Bref, les possibilités sont extrêmement nombreuses et si vous rajoutez à tout cela le fait qu’il y a aussi les différents slots d’équipements à gérer, il y a de quoi avoir le tournis. Vous allez également devoir crafter des armes et des armures et bien entendu, chaque arme et chaque set d’armure vous apportera différents bonus. Couplé au fait que tous les points de compétences peuvent être remis à zéro à tout moment pour êtres redistribués (et ce gratuitement), il y a de quoi faire jubiler les joueurs qui adorent maximiser leurs personnages dans certains domaines bien particuliers. D’ailleurs, il ne faudra pas hésiter à changer de build contre certains boss si jamais ça coince, car parfois, ce sera la clé pour réussir un combat bien plus facilement. Et les combats, il y en a dans BMW, beaucoup.

Si on devait comparer le jeu à un autre Souls like, ce serait assurément Sekiro. Dans un premier temps à cause de leurs gameplays ultra-plaisants et bien nerveux et dans un second temps via leur formule “boss rush”. Car dans BMW comme dans Sekiro, les ennemis de bases ne sont qu’une distraction entre 2 boss. Et des boss, mini boss ou encore boss secrets, vous allez en manger à la chaîne.
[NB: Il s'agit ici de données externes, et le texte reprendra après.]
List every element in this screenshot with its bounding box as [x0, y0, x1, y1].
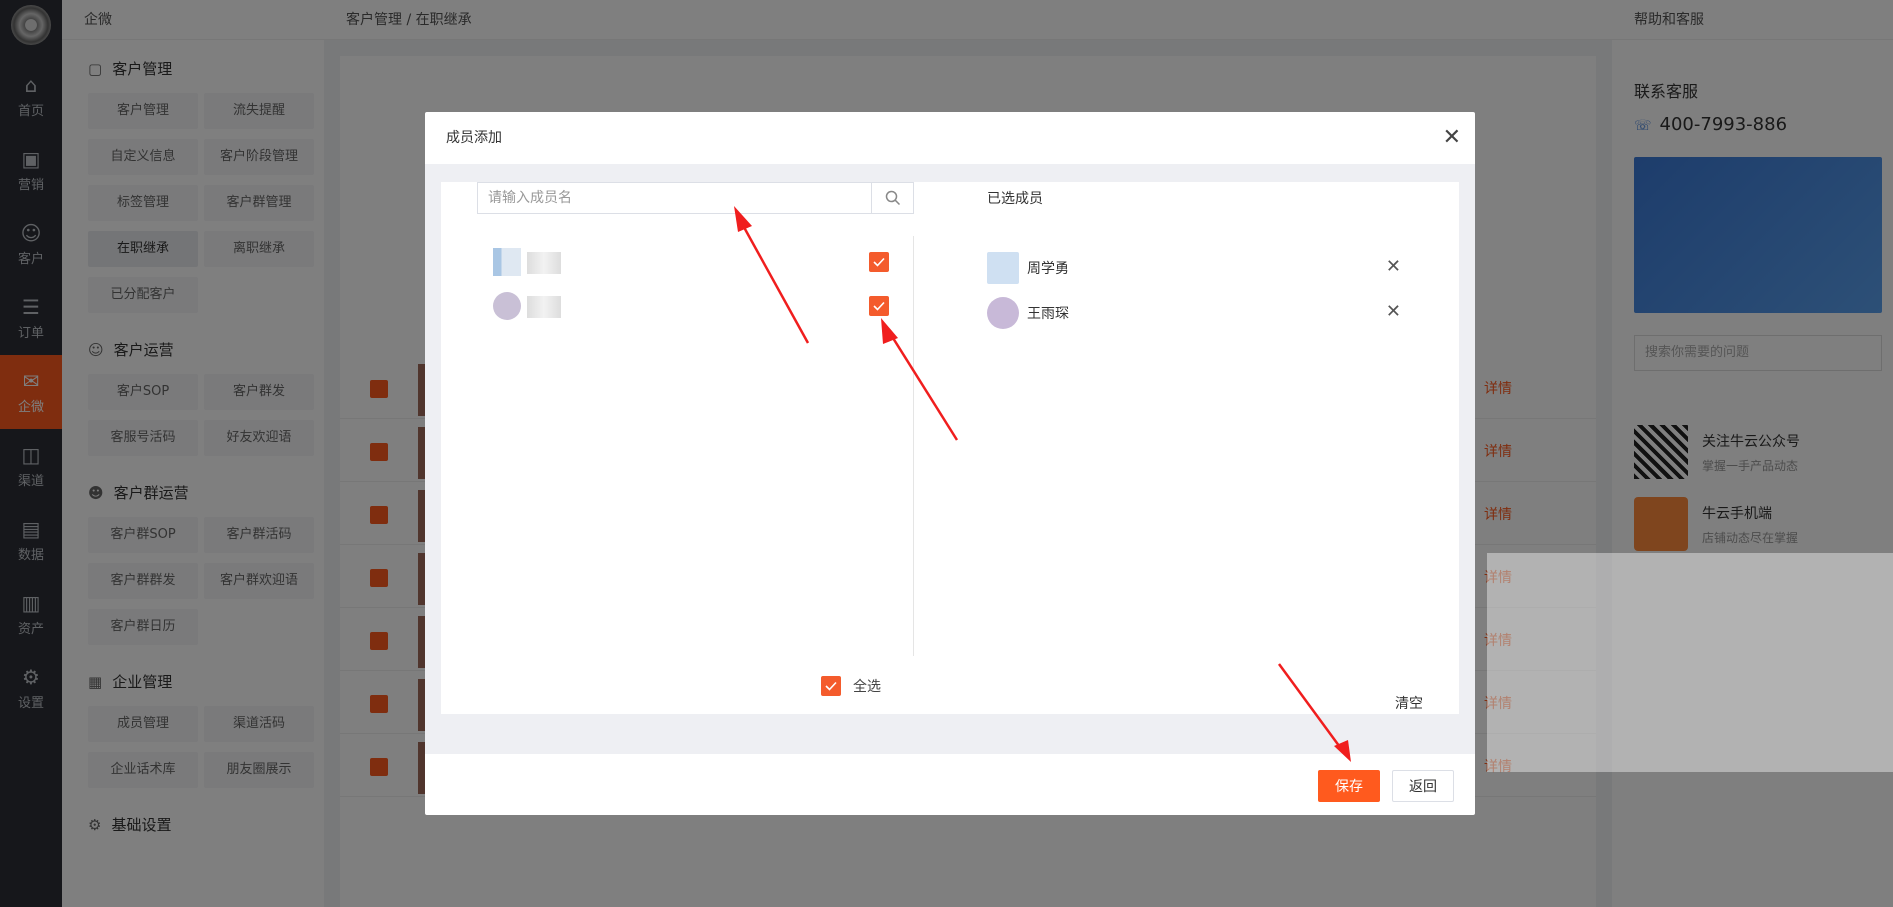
list-item[interactable] — [493, 284, 893, 328]
highlight-panel — [1487, 553, 1893, 772]
check-icon — [873, 257, 885, 267]
blurred-name — [527, 252, 561, 274]
avatar — [493, 292, 521, 320]
member-add-dialog: 成员添加 ✕ 请输入成员名 已选成员 周学勇 ✕ 王雨琛 ✕ 全选 清空 保存 … — [425, 112, 1475, 815]
member-checkbox[interactable] — [869, 252, 889, 272]
column-divider — [913, 236, 914, 656]
member-checkbox[interactable] — [869, 296, 889, 316]
member-search — [477, 182, 914, 214]
dialog-body: 已选成员 周学勇 ✕ 王雨琛 ✕ 全选 清空 — [425, 164, 1475, 754]
search-icon — [885, 190, 900, 206]
selected-member-list: 周学勇 ✕ 王雨琛 ✕ — [987, 252, 1427, 342]
check-icon — [873, 301, 885, 311]
member-picker: 已选成员 周学勇 ✕ 王雨琛 ✕ 全选 清空 — [441, 182, 1459, 714]
clear-button[interactable]: 清空 — [1395, 693, 1423, 713]
selected-member-name: 王雨琛 — [1027, 306, 1069, 322]
avatar — [987, 297, 1019, 329]
blurred-name — [527, 296, 561, 318]
list-item: 王雨琛 ✕ — [987, 297, 1427, 342]
dialog-header: 成员添加 ✕ — [425, 112, 1475, 164]
close-icon[interactable]: ✕ — [1443, 112, 1461, 164]
selected-members-title: 已选成员 — [987, 191, 1043, 207]
select-all-label: 全选 — [853, 679, 881, 695]
save-button[interactable]: 保存 — [1318, 770, 1380, 802]
check-icon — [825, 681, 837, 691]
list-item[interactable] — [493, 240, 893, 284]
remove-icon[interactable]: ✕ — [1386, 256, 1401, 277]
back-button[interactable]: 返回 — [1392, 770, 1454, 802]
avatar — [987, 252, 1019, 284]
remove-icon[interactable]: ✕ — [1386, 301, 1401, 322]
selected-member-name: 周学勇 — [1027, 261, 1069, 277]
member-search-input[interactable] — [478, 183, 871, 213]
member-list — [493, 240, 893, 328]
search-button[interactable] — [871, 183, 913, 213]
list-item: 周学勇 ✕ — [987, 252, 1427, 297]
select-all[interactable]: 全选 — [821, 676, 881, 696]
dialog-title: 成员添加 — [446, 130, 502, 146]
avatar — [493, 248, 521, 276]
dialog-footer: 保存 返回 — [425, 754, 1475, 815]
select-all-checkbox[interactable] — [821, 676, 841, 696]
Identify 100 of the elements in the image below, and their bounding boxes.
Avec leur design des plus réussis et leurs palettes de mouvements ultra-impressionnantes, ils représentent clairement la plus grande réussite du jeu. Chaque affrontement est un pur régal tant le gameplay se veut nerveux et réactif. Et certains vous donneront beaucoup de fil à retordre tant ils sont particulièrement retors. Comme dans Sekiro, il faudra persévérer, analyser les patterns, trouver les bons timings. Et comme dans Sekiro chaque victoire vous donnera un sentiment d’accomplissement vraiment grisant. À noter quand même que BMW se veut moins difficile. Rappelons que l’on peut changer de build à la volée et même aller farmer un peu d’XP pour monter en niveau si on l’on bloque vraiment. Pour autant, le jeu reste un Souls like et sa difficulté reste corsée avec notamment certains boss de fin de niveau qui proposent des pics de difficulté assez abrupts qui pourraient décourager les moins persévérants.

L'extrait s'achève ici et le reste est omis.